Bellow's portrait of a black pickpocket and exhibitionist in Mr. Sammler's Planet (1970) provoked accusations of racism, and his opera buffa challenge to academics to produce "the Tolstoy of the Zulus, the Proust of the Papuans" didn't help matters. Both episodes were instances of the old Bellovian mental path-clearing, to which Bellow subjected intellectuals and Catholics in Herzog, hypocritical religious Jews and capitalists in Seize the Day, middle-class Jews and upper-class WASPs in the short masterpiece Mosby's Memoirs (1968), politicians and journalists in The Dean's December (1982), politicians, academics, foundation heads in Humboldt's Gift--to which he subjected every famous thinker, illustrious writer, public figure, friend, lover, acquaintance whose power over his mind or heart interfered with his will. In Mr. Sammler's Planet, the target wasn't really the black man with the large phallus. It was a certain American-Jewish middle-class daydream of feral potency, a condescending fantasy purveyed by a rival, Norman Mailer, with his exoticizing fixation on the black phallus in his notorious essay "The White Negro."
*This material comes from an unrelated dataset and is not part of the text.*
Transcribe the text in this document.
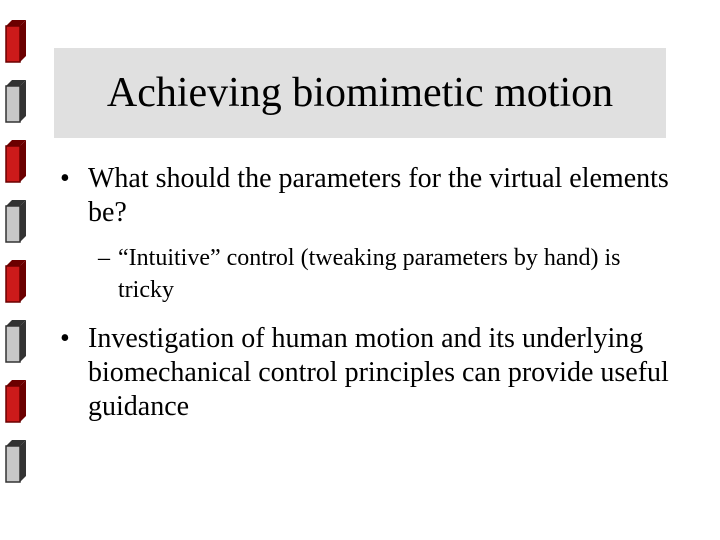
Achieving biomimetic motion

• What should the parameters for the virtual elements be?

– “Intuitive” control (tweaking parameters by hand) is tricky

• Investigation of human motion and its underlying biomechanical control principles can provide useful guidance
Bellow's targets themselves sought Single Selfhood: Jewish con men, cruel Jewish fathers, black muggers, heartless WASP mandarins, strident multiculturalists, luckless flounderers, impractical doomed poets. You followed Bellow on his creative-destructive quest to clear a space for his own "single self...proud of its detachment and its absolute immunity" because Bellow's panoramic journey enacted the American ego's numberless strategies for trying to get its way. What makes Bellow mesmerizing, transporting, addictive, even when he is affronting you with his defensive Olympian postures, is that he had the gift of sweeping through existence from high to low, encompassing every point in between, and making you feel the whole whenever he touched one of its parts.

Yet Bellow could indeed put you off with his sometimes ludicrous visitor-from-another-planet generalizations about contemporary life--people don't even wipe themselves anymore, ruminates Ithiel Regler, Clara Velde's boyfriend, as he sits sniffing in the back of a New York taxi. (This astounding social observation was deleted in a later edition.) Bellow was especially hard on figures who possessed a will and ambition similar to his own. It got to be exasperating when he mocked "deep thinkers" because you realized that he was having his cake and eating it too, flaunting his intellectual capacities and dismissing his intellectual competitors by undermining their vocation. Late in his career, Bellow exclusively wrote fiction that took up his past, a place where his intellect didn't have to exact so many casualties for the sake of his imagination. Everyone was already dead.

And still, at his most rebarbative, Bellow's voice held you aloft, above the daily din of tragic reports and false consciousness. It was a comprehensive voice with a vulnerable core, whose lowliest concerns had a metaphysical ballast. Serenely certain, the Bellovian melody seemed to emanate from an eternal perspective. He was like a commuter from the Other Side. People join cults under the spell of an otherworldly confidence like that. Even when you saw through Bellow's trick of substituting for the idols he smashed his own contrivance of universal authority, he consoled you.

He consoled you because Bellow didn't stand for anything except being true to his own unfolding nature. We all want such authenticity for ourselves, no matter who we are; it's bracing to behold if it's done with Bellow's candor. And once Bellow had inspired you with his laughter at the cosmos, you yourself could laugh at his intellectual inflations and his spleen, proud of your immunity and your newfound detachment, and of all the things Bellow had taught you about being free. Which didn't mean he wouldn't have liked to sweep the world clean of you, too.